If that weren’t agreeably bizarre enough, the rules offered such sage advice as “It is also possible to bathe in underwear which may be old but clean or carefully patched.” But what to make of such rules, when rule number one, “before bathing, please take your shoes off”, was directly contradicted by the photo beside it?

Oh, such hilarity! Only in Karlovy Vary…

Now, I’d like to give the film bath the benefit of the doubt and presume it a prank, but… suffice it to say that next year I’ll arrive in Karlovy Vary with appropriately darned knickers befitting the solemnity and uniqueness of the opportunity, should it somehow be on offer again. Here’s hoping! For if there’s one thing that’s a certainty, it’s that the KVIFF, for all its awkwardness in engagement with conversations occurring more broadly in film festival culture (like so many other festivals, to be fair), will continue to prove an addictive festival destination, with terrific retrospective programming reliably accompanied by some quality films in competition and enhanced by off-screen attractions, official and otherwise, peculiar to the region, which collectively provide ample reason to keep on coming back, which is precisely what I have every intention of doing.

Karlovy Vary International Film Festival
28 June – 6 July 2019
Festival website: https://www.kviff.com/en/homepage

Endnotes:

  1. Ian Willoughby, “Organisers ‘over the moon’ to secure Julianne Moore for Karlovy Vary”, Radio Prague International, 12 June 2019. Accessed 8 September 2019.
  2. Ibid.
  3. There was one exception: Čas sluhů (Time of the Servants), Irena Pavlásková’s winner of the Caméra d’Or Special Distinction at Cannes in 1990, premiered in Czechoslovakia just prior to the Velvet Revolution.
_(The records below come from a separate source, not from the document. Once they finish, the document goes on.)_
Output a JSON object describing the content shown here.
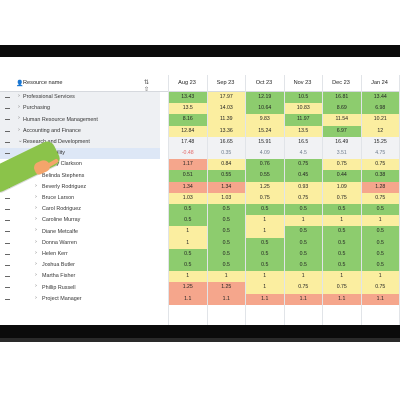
{
  "resource_header": "Resource name",
  "header_icons": "⇅ ⇧",
  "months": [
    "Aug 23",
    "Sep 23",
    "Oct 23",
    "Nov 23",
    "Dec 23",
    "Jan 24"
  ],
  "rows": [
    {
      "name": "Professional Services",
      "kind": "group-item",
      "expand": "›",
      "values": [
        "13.43",
        "17.97",
        "12.19",
        "10.5",
        "16.81",
        "13.44"
      ],
      "colors": [
        "g",
        "y",
        "g",
        "g",
        "g",
        "g"
      ]
    },
    {
      "name": "Purchasing",
      "kind": "group-item",
      "expand": "›",
      "values": [
        "13.5",
        "14.03",
        "10.64",
        "10.83",
        "8.69",
        "6.98"
      ],
      "colors": [
        "y",
        "y",
        "g",
        "y",
        "g",
        "g"
      ]
    },
    {
      "name": "Human Resource Management",
      "kind": "group-item",
      "expand": "›",
      "values": [
        "8.16",
        "11.39",
        "9.83",
        "11.97",
        "11.54",
        "10.21"
      ],
      "colors": [
        "g",
        "y",
        "y",
        "g",
        "y",
        "y"
      ]
    },
    {
      "name": "Accounting and Finance",
      "kind": "group-item",
      "expand": "›",
      "values": [
        "12.84",
        "13.36",
        "15.24",
        "13.5",
        "6.97",
        "12"
      ],
      "colors": [
        "y",
        "y",
        "y",
        "y",
        "g",
        "y"
      ]
    },
    {
      "name": "Research and Development",
      "kind": "group-open",
      "expand": "⌄",
      "values": [
        "17.48",
        "16.65",
        "15.91",
        "16.5",
        "16.49",
        "15.25"
      ],
      "colors": [
        "n",
        "n",
        "n",
        "n",
        "n",
        "n"
      ]
    },
    {
      "name": "Net Availability",
      "kind": "avail",
      "expand": "",
      "values": [
        "-0.48",
        "0.35",
        "4.09",
        "4.5",
        "3.51",
        "4.75"
      ],
      "colors": [
        "n",
        "n",
        "n",
        "n",
        "n",
        "n"
      ]
    },
    {
      "name": "Audrey Clarkson",
      "kind": "person",
      "expand": "›",
      "values": [
        "1.17",
        "0.84",
        "0.76",
        "0.75",
        "0.75",
        "0.75"
      ],
      "colors": [
        "r",
        "y",
        "g",
        "g",
        "y",
        "y"
      ]
    },
    {
      "name": "Belinda Stephens",
      "kind": "person",
      "expand": "›",
      "values": [
        "0.51",
        "0.55",
        "0.55",
        "0.45",
        "0.44",
        "0.38"
      ],
      "colors": [
        "g",
        "g",
        "g",
        "g",
        "g",
        "g"
      ]
    },
    {
      "name": "Beverly Rodriguez",
      "kind": "person",
      "expand": "›",
      "values": [
        "1.34",
        "1.34",
        "1.25",
        "0.93",
        "1.09",
        "1.28"
      ],
      "colors": [
        "r",
        "r",
        "y",
        "y",
        "y",
        "r"
      ]
    },
    {
      "name": "Bruce Larson",
      "kind": "person",
      "expand": "›",
      "values": [
        "1.03",
        "1.03",
        "0.75",
        "0.75",
        "0.75",
        "0.75"
      ],
      "colors": [
        "y",
        "y",
        "y",
        "y",
        "y",
        "y"
      ]
    },
    {
      "name": "Carol Rodriguez",
      "kind": "person",
      "expand": "›",
      "values": [
        "0.5",
        "0.5",
        "0.5",
        "0.5",
        "0.5",
        "0.5"
      ],
      "colors": [
        "g",
        "g",
        "g",
        "g",
        "g",
        "g"
      ]
    },
    {
      "name": "Caroline Murray",
      "kind": "person",
      "expand": "›",
      "values": [
        "0.5",
        "0.5",
        "1",
        "1",
        "1",
        "1"
      ],
      "colors": [
        "g",
        "g",
        "y",
        "y",
        "y",
        "y"
      ]
    },
    {
      "name": "Diane Metcalfe",
      "kind": "person",
      "expand": "›",
      "values": [
        "1",
        "0.5",
        "1",
        "0.5",
        "0.5",
        "0.5"
      ],
      "colors": [
        "y",
        "g",
        "y",
        "g",
        "g",
        "g"
      ]
    },
    {
      "name": "Donna Warren",
      "kind": "person",
      "expand": "›",
      "values": [
        "1",
        "0.5",
        "0.5",
        "0.5",
        "0.5",
        "0.5"
      ],
      "colors": [
        "y",
        "g",
        "g",
        "g",
        "g",
        "g"
      ]
    },
    {
      "name": "Helen Kerr",
      "kind": "person",
      "expand": "›",
      "values": [
        "0.5",
        "0.5",
        "0.5",
        "0.5",
        "0.5",
        "0.5"
      ],
      "colors": [
        "g",
        "g",
        "g",
        "g",
        "g",
        "g"
      ]
    },
    {
      "name": "Joshua Butler",
      "kind": "person",
      "expand": "›",
      "values": [
        "0.5",
        "0.5",
        "0.5",
        "0.5",
        "0.5",
        "0.5"
      ],
      "colors": [
        "g",
        "g",
        "g",
        "g",
        "g",
        "g"
      ]
    },
    {
      "name": "Martha Fisher",
      "kind": "person",
      "expand": "›",
      "values": [
        "1",
        "1",
        "1",
        "1",
        "1",
        "1"
      ],
      "colors": [
        "y",
        "y",
        "y",
        "y",
        "y",
        "y"
      ]
    },
    {
      "name": "Phillip Russell",
      "kind": "person",
      "expand": "›",
      "values": [
        "1.25",
        "1.25",
        "1",
        "0.75",
        "0.75",
        "0.75"
      ],
      "colors": [
        "r",
        "r",
        "y",
        "y",
        "y",
        "y"
      ]
    },
    {
      "name": "Project Manager",
      "kind": "person",
      "expand": "›",
      "values": [
        "1.1",
        "1.1",
        "1.1",
        "1.1",
        "1.1",
        "1.1"
      ],
      "colors": [
        "r",
        "r",
        "r",
        "r",
        "r",
        "r"
      ]
    }
  ],
  "colors": {
    "green": "#8dcc6e",
    "yellow": "#fbeea0",
    "red": "#f5a68c",
    "accent_arm": "#8bc34a"
  }
}
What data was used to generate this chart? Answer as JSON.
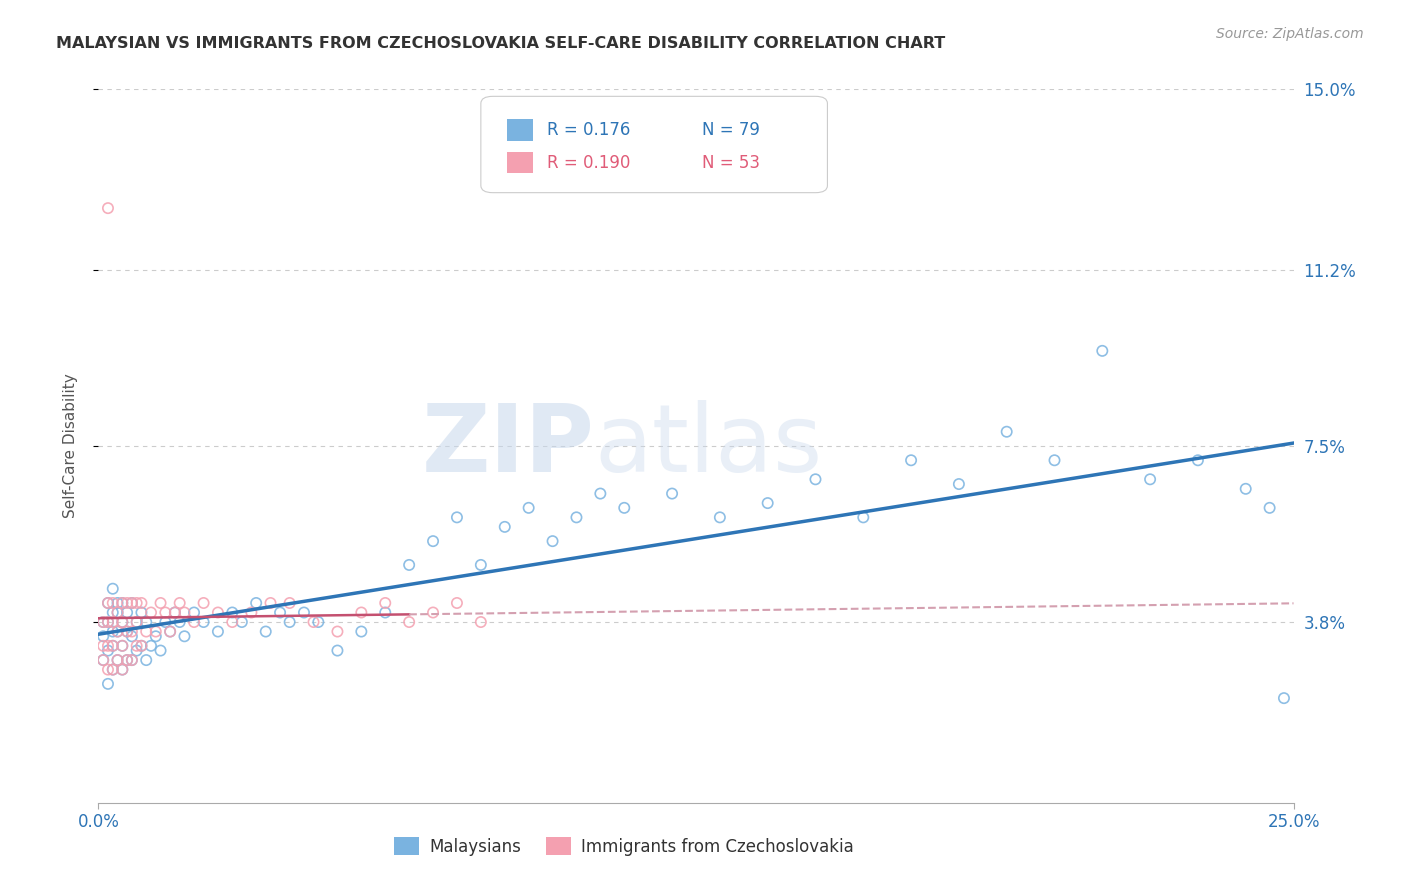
{
  "title": "MALAYSIAN VS IMMIGRANTS FROM CZECHOSLOVAKIA SELF-CARE DISABILITY CORRELATION CHART",
  "source_text": "Source: ZipAtlas.com",
  "ylabel": "Self-Care Disability",
  "xlim": [
    0.0,
    0.25
  ],
  "ylim": [
    0.0,
    0.15
  ],
  "yticks": [
    0.038,
    0.075,
    0.112,
    0.15
  ],
  "ytick_labels": [
    "3.8%",
    "7.5%",
    "11.2%",
    "15.0%"
  ],
  "xticks": [
    0.0,
    0.25
  ],
  "xtick_labels": [
    "0.0%",
    "25.0%"
  ],
  "grid_color": "#cccccc",
  "background_color": "#ffffff",
  "watermark_zip": "ZIP",
  "watermark_atlas": "atlas",
  "legend_r1": "R = 0.176",
  "legend_n1": "N = 79",
  "legend_r2": "R = 0.190",
  "legend_n2": "N = 53",
  "color_blue": "#7ab3e0",
  "color_pink": "#f4a0b0",
  "color_blue_text": "#2E75B6",
  "color_pink_text": "#E05C78",
  "trend_blue": "#2E75B6",
  "trend_pink_solid": "#c45070",
  "trend_pink_dashed": "#d4a0b0",
  "malaysians_x": [
    0.001,
    0.001,
    0.001,
    0.002,
    0.002,
    0.002,
    0.002,
    0.003,
    0.003,
    0.003,
    0.003,
    0.003,
    0.004,
    0.004,
    0.004,
    0.004,
    0.005,
    0.005,
    0.005,
    0.005,
    0.006,
    0.006,
    0.006,
    0.007,
    0.007,
    0.007,
    0.008,
    0.008,
    0.009,
    0.009,
    0.01,
    0.01,
    0.011,
    0.012,
    0.013,
    0.014,
    0.015,
    0.016,
    0.017,
    0.018,
    0.02,
    0.022,
    0.025,
    0.028,
    0.03,
    0.033,
    0.035,
    0.038,
    0.04,
    0.043,
    0.046,
    0.05,
    0.055,
    0.06,
    0.065,
    0.07,
    0.075,
    0.08,
    0.085,
    0.09,
    0.095,
    0.1,
    0.105,
    0.11,
    0.12,
    0.13,
    0.14,
    0.15,
    0.16,
    0.17,
    0.18,
    0.19,
    0.2,
    0.21,
    0.22,
    0.23,
    0.24,
    0.245,
    0.248
  ],
  "malaysians_y": [
    0.03,
    0.035,
    0.038,
    0.025,
    0.032,
    0.038,
    0.042,
    0.028,
    0.033,
    0.036,
    0.04,
    0.045,
    0.03,
    0.036,
    0.04,
    0.042,
    0.028,
    0.033,
    0.038,
    0.042,
    0.03,
    0.036,
    0.04,
    0.03,
    0.035,
    0.042,
    0.032,
    0.038,
    0.033,
    0.04,
    0.03,
    0.038,
    0.033,
    0.035,
    0.032,
    0.038,
    0.036,
    0.04,
    0.038,
    0.035,
    0.04,
    0.038,
    0.036,
    0.04,
    0.038,
    0.042,
    0.036,
    0.04,
    0.038,
    0.04,
    0.038,
    0.032,
    0.036,
    0.04,
    0.05,
    0.055,
    0.06,
    0.05,
    0.058,
    0.062,
    0.055,
    0.06,
    0.065,
    0.062,
    0.065,
    0.06,
    0.063,
    0.068,
    0.06,
    0.072,
    0.067,
    0.078,
    0.072,
    0.095,
    0.068,
    0.072,
    0.066,
    0.062,
    0.022
  ],
  "czech_x": [
    0.001,
    0.001,
    0.001,
    0.002,
    0.002,
    0.002,
    0.002,
    0.003,
    0.003,
    0.003,
    0.003,
    0.004,
    0.004,
    0.004,
    0.005,
    0.005,
    0.005,
    0.005,
    0.006,
    0.006,
    0.006,
    0.007,
    0.007,
    0.007,
    0.008,
    0.008,
    0.008,
    0.009,
    0.009,
    0.01,
    0.011,
    0.012,
    0.013,
    0.014,
    0.015,
    0.016,
    0.017,
    0.018,
    0.02,
    0.022,
    0.025,
    0.028,
    0.032,
    0.036,
    0.04,
    0.045,
    0.05,
    0.055,
    0.06,
    0.065,
    0.07,
    0.075,
    0.08
  ],
  "czech_y": [
    0.03,
    0.033,
    0.038,
    0.028,
    0.033,
    0.038,
    0.042,
    0.028,
    0.033,
    0.038,
    0.042,
    0.03,
    0.036,
    0.04,
    0.028,
    0.033,
    0.038,
    0.042,
    0.03,
    0.036,
    0.042,
    0.03,
    0.036,
    0.042,
    0.033,
    0.038,
    0.042,
    0.033,
    0.042,
    0.036,
    0.04,
    0.036,
    0.042,
    0.04,
    0.036,
    0.04,
    0.042,
    0.04,
    0.038,
    0.042,
    0.04,
    0.038,
    0.04,
    0.042,
    0.042,
    0.038,
    0.036,
    0.04,
    0.042,
    0.038,
    0.04,
    0.042,
    0.038
  ],
  "czech_outlier_x": [
    0.002
  ],
  "czech_outlier_y": [
    0.125
  ]
}
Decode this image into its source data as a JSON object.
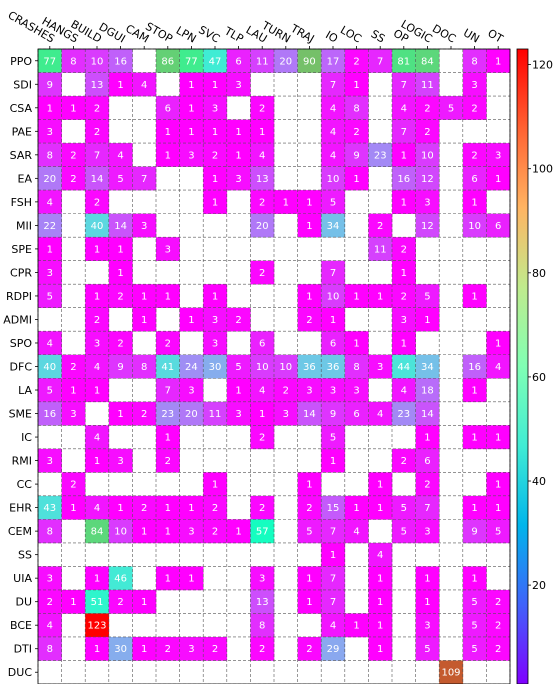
{
  "chart_data": {
    "type": "heatmap",
    "title": "",
    "xlabel": "",
    "ylabel": "",
    "columns": [
      "CRASHES",
      "HANGS",
      "BUILD",
      "DGUI",
      "CAM",
      "STOP",
      "LPN",
      "SVC",
      "TLP",
      "LAU",
      "TURN",
      "TRAJ",
      "IO",
      "LOC",
      "SS",
      "OP",
      "LOGIC",
      "DOC",
      "UN",
      "OT"
    ],
    "rows": [
      "PPO",
      "SDI",
      "CSA",
      "PAE",
      "SAR",
      "EA",
      "FSH",
      "MII",
      "SPE",
      "CPR",
      "RDPI",
      "ADMI",
      "SPO",
      "DFC",
      "LA",
      "SME",
      "IC",
      "RMI",
      "CC",
      "EHR",
      "CEM",
      "SS",
      "UIA",
      "DU",
      "BCE",
      "DTI",
      "DUC"
    ],
    "values": [
      [
        77,
        8,
        10,
        16,
        null,
        86,
        77,
        47,
        6,
        11,
        20,
        90,
        17,
        2,
        7,
        81,
        84,
        null,
        8,
        1
      ],
      [
        9,
        null,
        13,
        1,
        4,
        null,
        1,
        1,
        3,
        null,
        null,
        null,
        7,
        1,
        null,
        7,
        11,
        null,
        3,
        null
      ],
      [
        1,
        1,
        2,
        null,
        null,
        6,
        1,
        3,
        null,
        2,
        null,
        null,
        4,
        8,
        null,
        4,
        2,
        5,
        2,
        null
      ],
      [
        3,
        null,
        2,
        null,
        null,
        1,
        1,
        1,
        1,
        1,
        null,
        null,
        4,
        2,
        null,
        7,
        2,
        null,
        null,
        null
      ],
      [
        8,
        2,
        7,
        4,
        null,
        1,
        3,
        2,
        1,
        4,
        null,
        null,
        4,
        9,
        23,
        1,
        10,
        null,
        2,
        3
      ],
      [
        20,
        2,
        14,
        5,
        7,
        null,
        null,
        1,
        3,
        13,
        null,
        null,
        10,
        1,
        null,
        16,
        12,
        null,
        6,
        1
      ],
      [
        4,
        null,
        2,
        null,
        null,
        null,
        null,
        1,
        null,
        2,
        1,
        1,
        5,
        null,
        null,
        1,
        3,
        null,
        1,
        null
      ],
      [
        22,
        null,
        40,
        14,
        3,
        null,
        null,
        null,
        null,
        20,
        null,
        1,
        34,
        null,
        2,
        null,
        12,
        null,
        10,
        6
      ],
      [
        1,
        null,
        1,
        1,
        null,
        3,
        null,
        null,
        null,
        null,
        null,
        null,
        null,
        null,
        11,
        2,
        null,
        null,
        null,
        null
      ],
      [
        3,
        null,
        null,
        1,
        null,
        null,
        null,
        null,
        null,
        2,
        null,
        null,
        7,
        null,
        null,
        1,
        null,
        null,
        null,
        null
      ],
      [
        5,
        null,
        1,
        2,
        1,
        1,
        null,
        1,
        null,
        null,
        null,
        1,
        10,
        1,
        1,
        2,
        5,
        null,
        1,
        null
      ],
      [
        null,
        null,
        2,
        null,
        1,
        null,
        1,
        3,
        2,
        null,
        null,
        2,
        1,
        null,
        null,
        3,
        1,
        null,
        null,
        null
      ],
      [
        4,
        null,
        3,
        2,
        null,
        2,
        null,
        3,
        null,
        6,
        null,
        null,
        6,
        1,
        null,
        1,
        null,
        null,
        null,
        1
      ],
      [
        40,
        2,
        4,
        9,
        8,
        41,
        24,
        30,
        5,
        10,
        10,
        36,
        36,
        8,
        3,
        44,
        34,
        null,
        16,
        4
      ],
      [
        5,
        1,
        1,
        null,
        null,
        7,
        3,
        null,
        1,
        4,
        2,
        3,
        3,
        3,
        null,
        4,
        18,
        null,
        1,
        null
      ],
      [
        16,
        3,
        null,
        1,
        2,
        23,
        20,
        11,
        3,
        1,
        3,
        14,
        9,
        6,
        4,
        23,
        14,
        null,
        null,
        null
      ],
      [
        null,
        null,
        4,
        null,
        null,
        1,
        null,
        null,
        null,
        2,
        null,
        null,
        5,
        null,
        null,
        null,
        1,
        null,
        1,
        1
      ],
      [
        3,
        null,
        1,
        3,
        null,
        2,
        null,
        null,
        null,
        null,
        null,
        null,
        1,
        null,
        null,
        2,
        6,
        null,
        null,
        null
      ],
      [
        null,
        2,
        null,
        null,
        null,
        null,
        null,
        1,
        null,
        null,
        null,
        1,
        null,
        null,
        1,
        null,
        2,
        null,
        null,
        1
      ],
      [
        43,
        1,
        4,
        1,
        2,
        1,
        1,
        2,
        null,
        2,
        null,
        2,
        15,
        1,
        1,
        5,
        7,
        null,
        1,
        1
      ],
      [
        8,
        null,
        84,
        10,
        1,
        1,
        3,
        2,
        1,
        57,
        null,
        5,
        7,
        4,
        null,
        5,
        3,
        null,
        9,
        5
      ],
      [
        null,
        null,
        null,
        null,
        null,
        null,
        null,
        null,
        null,
        null,
        null,
        null,
        1,
        null,
        4,
        null,
        null,
        null,
        null,
        null
      ],
      [
        3,
        null,
        1,
        46,
        null,
        1,
        1,
        null,
        null,
        3,
        null,
        1,
        7,
        null,
        1,
        null,
        1,
        null,
        1,
        null
      ],
      [
        2,
        1,
        51,
        2,
        1,
        null,
        null,
        null,
        null,
        13,
        null,
        1,
        7,
        null,
        1,
        null,
        1,
        null,
        5,
        2
      ],
      [
        4,
        null,
        123,
        null,
        null,
        null,
        null,
        null,
        null,
        8,
        null,
        null,
        4,
        1,
        1,
        null,
        3,
        null,
        5,
        2
      ],
      [
        8,
        null,
        1,
        30,
        1,
        2,
        3,
        2,
        null,
        2,
        null,
        2,
        29,
        null,
        1,
        null,
        5,
        null,
        5,
        2
      ],
      [
        null,
        null,
        null,
        null,
        null,
        null,
        null,
        null,
        null,
        null,
        null,
        null,
        null,
        null,
        null,
        null,
        null,
        109,
        null,
        null
      ]
    ],
    "colorbar": {
      "min": 1,
      "max": 123,
      "ticks": [
        20,
        40,
        60,
        80,
        100,
        120
      ],
      "colormap": "rainbow"
    },
    "grid": true,
    "empty_cell_color": "#ffffff"
  }
}
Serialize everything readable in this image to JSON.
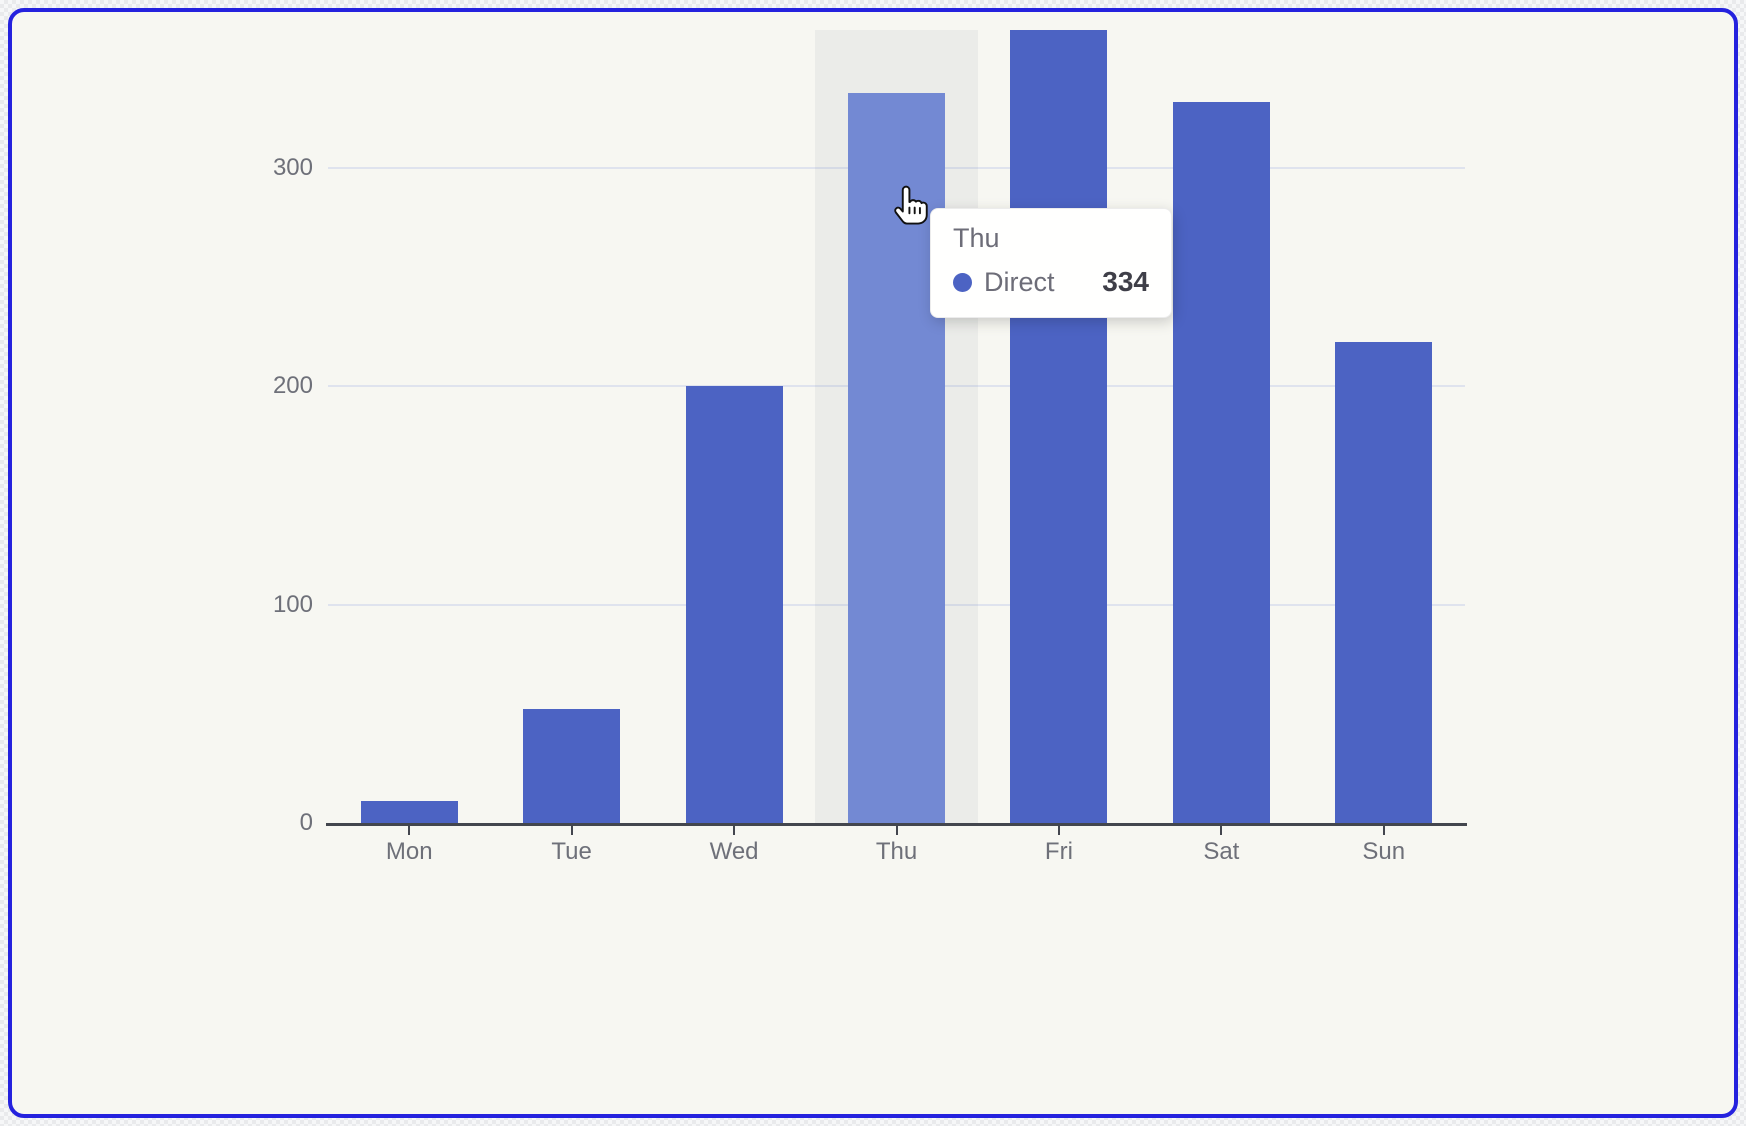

The so-called “Velvet Divorce” was the peaceable splitting of Czechoslovakia into two sovereign republics.
  4. Karel Och, interviewed by Veronika Bednářová in “Nejsme na sebe jako psi” in Festivalový deník, 28 June 2019, p. 2. Translation mine.
  5. Juraj Jakubisko, interviewed by Zbyněk Vlasák in “Slovenský Fellini” in Festivalový deník, 6 July 2019, p. 3. Translation mine.

About The Author

Cerise Howard. Hailing from Aotearoa New Zealand, Cerise Howard has been Program Director of the Melbourne Queer Film Festival since May 2023. A co-curator of the Melbourne Cinémathèque for several years now, she previously co-founded the Czech and Slovak Film Festival of Australia and was its Artistic Director from 2013-2018; she was also a co-founding member of tilde: Melbourne Trans and Gender Diverse Film Festival. For five years she has been a Studio Leader at RMIT University, specialising in studios interrogating the shortcomings of the canon and incubating film festivals. She plays a mean bass guitar.